Las miradas están puestas sobre el presidente Trump. Muchos le responsabilizan por propiciar los crímenes de odio con sus posturas racistas. Sin embargo, pese a las condenas de los demócratas, a Trump le ha funcionado utilizar el discurso racial, aunque él sostiene que no es racista. El apoyo entre sus seguidores se mantiene estable con miras a la campaña por la reelección en el 2020, pero quizás esto pueda cambiar.
Trump llamó a “condenar el racismo, la intolerancia y la supremacía blanca». Anunció una serie de medidas para prevenir ataques que van desde el control de videojuegos violentos hasta el registro en la compra de armamento, pero no mencionó ningún control serio para reducir la adquisición de arsenal. En su óptica, la radicalización es un asunto de enfermos mentales y de contenidos nocivos en internet y redes sociales. Pero no reconoce o admite que el odio racial también es exacerbado por sus políticas antinmgrante.
Por ello, se duda que el presidente asuma decididamente un combate contra los supremacistas, porque él mismo es quien enarbola posturas radicales que desconocen la identidad del otro.

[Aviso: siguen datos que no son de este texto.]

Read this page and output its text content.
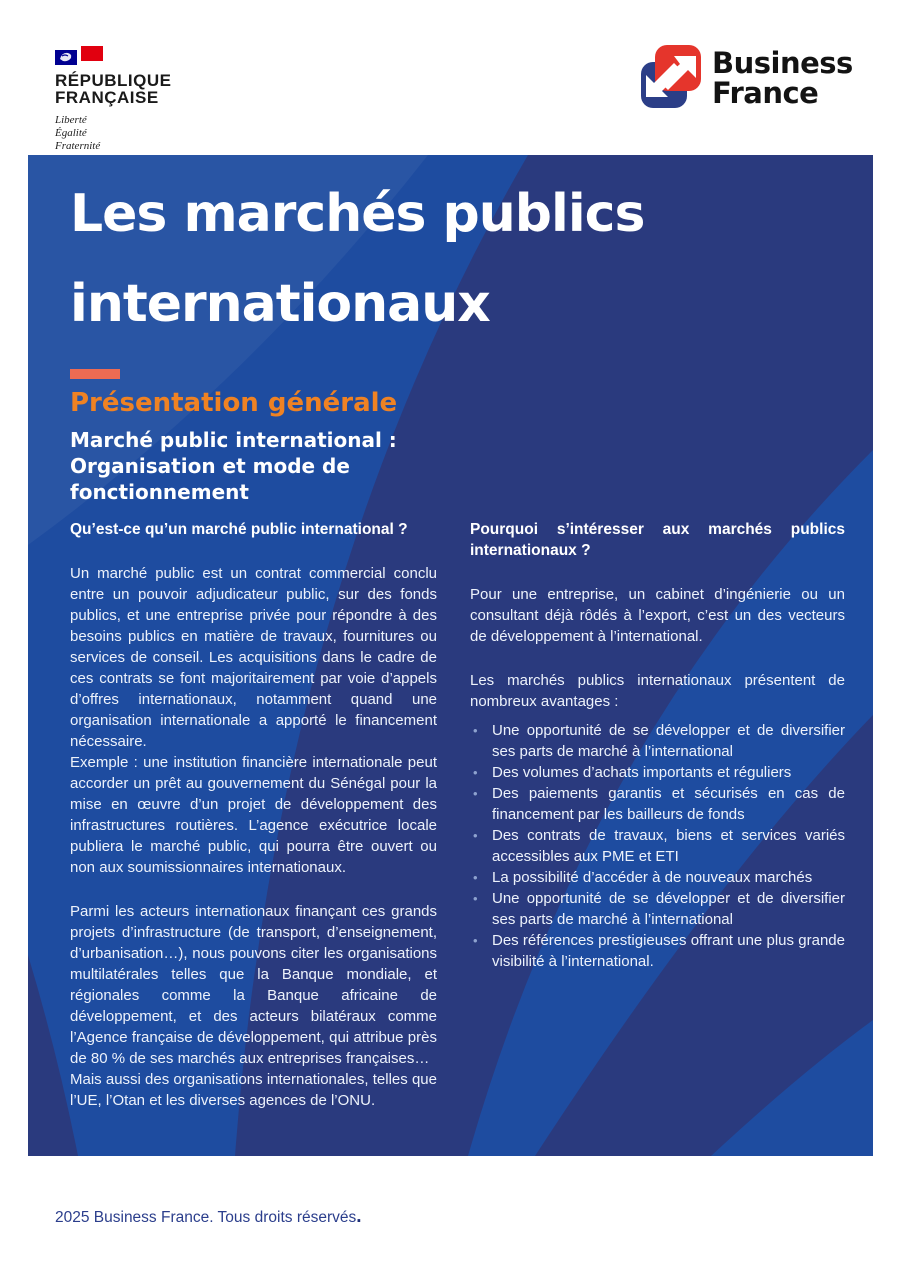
RÉPUBLIQUE
FRANÇAISE
Liberté
Égalité
Fraternité
Business
France
Les marchés publics
internationaux
Présentation générale
Marché public international :
Organisation et mode de
fonctionnement
Qu’est-ce qu’un marché public international ?

Un marché public est un contrat commercial conclu entre un pouvoir adjudicateur public, sur des fonds publics, et une entreprise privée pour répondre à des besoins publics en matière de travaux, fournitures ou services de conseil. Les acquisitions dans le cadre de ces contrats se font majoritairement par voie d’appels d’offres internationaux, notamment quand une organisation internationale a apporté le financement nécessaire.

Exemple : une institution financière internationale peut accorder un prêt au gouvernement du Sénégal pour la mise en œuvre d’un projet de développement des infrastructures routières. L’agence exécutrice locale publiera le marché public, qui pourra être ouvert ou non aux soumissionnaires internationaux.

Parmi les acteurs internationaux finançant ces grands projets d’infrastructure (de transport, d’enseignement, d’urbanisation…), nous pouvons citer les organisations multilatérales telles que la Banque mondiale, et régionales comme la Banque africaine de développement, et des acteurs bilatéraux comme l’Agence française de développement, qui attribue près de 80 % de ses marchés aux entreprises françaises…

Mais aussi des organisations internationales, telles que l’UE, l’Otan et les diverses agences de l’ONU.

Pourquoi s’intéresser aux marchés publics internationaux ?

Pour une entreprise, un cabinet d’ingénierie ou un consultant déjà rôdés à l’export, c’est un des vecteurs de développement à l’international.

Les marchés publics internationaux présentent de nombreux avantages :

• Une opportunité de se développer et de diversifier ses parts de marché à l’international
• Des volumes d’achats importants et réguliers
• Des paiements garantis et sécurisés en cas de financement par les bailleurs de fonds
• Des contrats de travaux, biens et services variés accessibles aux PME et ETI
• La possibilité d’accéder à de nouveaux marchés
• Une opportunité de se développer et de diversifier ses parts de marché à l’international
• Des références prestigieuses offrant une plus grande visibilité à l’international.
2025 Business France. Tous droits réservés.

El problema de los supremacistas blancos se ha encubado anteriormente a la llegada de Trump a la Casa Blanca, pero durante su mandato estos grupos han crecido exponencialmente.
Las masacres en El Paso y en Dayton pueden ser un punto de inflexión, un despertar del pueblo de los Estados Unidos para salir de esa pesadilla que ha significado relacionar la identidad racial con la política.